In an effort to crack down on “automated or bulk messaging, or non-personal use” on the platform, WhatsApp will no longer allow publishers to send out newsletters through the app as of December 7, 2019.

WhatsApp banned bulk message forwarding earlier this year in an effort to cut down on the spread of misinformation on the platform.

Newsletters had been a gray area on WhatsApp, and news publishers that were sending them out had known that the platform could put an end to them at some point.

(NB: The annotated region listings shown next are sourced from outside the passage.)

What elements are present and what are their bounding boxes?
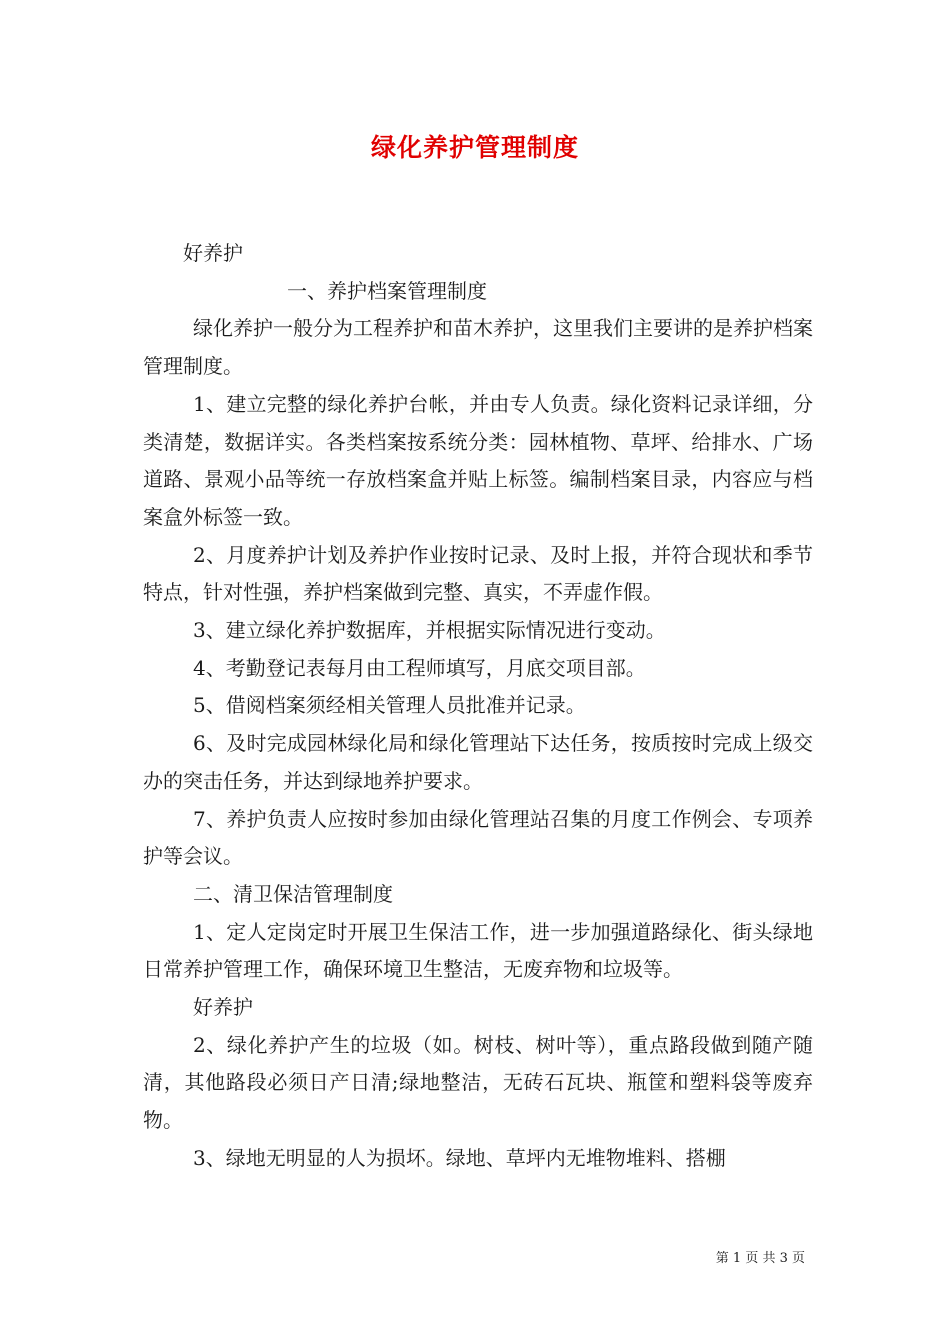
paragraph-archive-item-6: 6、及时完成园林绿化局和绿化管理站下达任务，按质按时完成上级交办的突击任务，并达到绿地养护要求。 [143, 731, 813, 793]
paragraph-archive-item-7: 7、养护负责人应按时参加由绿化管理站召集的月度工作例会、专项养护等会议。 [143, 806, 813, 869]
page-number-label: 第 1 页 共 3 页 [715, 1251, 805, 1266]
section-heading-archive: 一、养护档案管理制度 [287, 278, 487, 303]
document-body [143, 235, 813, 1178]
paragraph-intro-2: 好养护 [193, 995, 253, 1020]
paragraph-archive-item-5: 5、借阅档案须经相关管理人员批准并记录。 [193, 693, 586, 718]
paragraph-archive-item-3: 3、建立绿化养护数据库，并根据实际情况进行变动。 [193, 618, 666, 643]
document-title: 绿化养护管理制度 [370, 133, 579, 162]
section-heading-cleaning: 二、清卫保洁管理制度 [193, 881, 393, 906]
paragraph-cleaning-item-2: 2、绿化养护产生的垃圾（如。树枝、树叶等），重点路段做到随产随清，其他路段必须日产日清;绿地整洁，无砖石瓦块、瓶筐和塑料袋等废弃物。 [143, 1032, 813, 1133]
paragraph-cleaning-item-3: 3、绿地无明显的人为损坏。绿地、草坪内无堆物堆料、搭棚 [193, 1145, 726, 1170]
page-footer [716, 1247, 805, 1266]
paragraph-cleaning-item-1: 1、定人定岗定时开展卫生保洁工作，进一步加强道路绿化、街头绿地日常养护管理工作，确保环境卫生整洁，无废弃物和垃圾等。 [143, 919, 813, 982]
paragraph-archive-item-1: 1、建立完整的绿化养护台帐，并由专人负责。绿化资料记录详细，分类清楚，数据详实。各类档案按系统分类：园林植物、草坪、给排水、广场道路、景观小品等统一存放档案盒并贴上标签。编制档案目录，内容应与档案盒外标签一致。 [143, 391, 813, 529]
paragraph-archive-overview: 绿化养护一般分为工程养护和苗木养护，这里我们主要讲的是养护档案管理制度。 [143, 316, 813, 379]
paragraph-archive-item-2: 2、月度养护计划及养护作业按时记录、及时上报，并符合现状和季节特点，针对性强，养护档案做到完整、真实，不弄虚作假。 [143, 542, 813, 605]
paragraph-archive-item-4: 4、考勤登记表每月由工程师填写，月底交项目部。 [193, 655, 646, 680]
paragraph-intro-1: 好养护 [183, 241, 243, 265]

While the change applies globally, it seems to be attracting particular attention in Germany. IJNet has a good overview of how some German publishers will be affected, highlighting the experience of inFranken.de, a German newspaper that has been sending newsletters to WhatsApp users since 2014. It worked so well that the company discontinued its email newsletters.

Today, inFranken.de sends out three to five daily newsletters via WhatsApp to 12,500 registered subscribers — twice as many subscribers as they had for their email newsletter when they discontinued it in January, 2018. They are also reaching a younger audience than before, as many newsletter readers are under the age of 20.

The success was unexpected.

“WhatsApp is a very personal channel where you chat with your mother and your partner and your football team, and I honestly didn’t think people would want a brand anywhere near that,” Stich said.

“But, surprisingly that has never been an issue,” she continued. “Feedback we have gotten numerous times is that people love having news ‘delivered’ to them without having to actively search for it, or install a separate app.”

The success caught on, too. Shortly after starting the service, one of Germany’s leading newspapers, Deutsche Presse-Agentur, published an article about the initiative.

“After that, a number of colleagues from all over the country reached out to us. WhatsApp was something a lot of journalists wanted to tap into, but were unsure about the technical aspect of it. The feedback was so enormous that we organized a little conference back in January 2015 where we shared our insights and tips. After that, some of the participants started their own WhatsApp push services,” Stich said.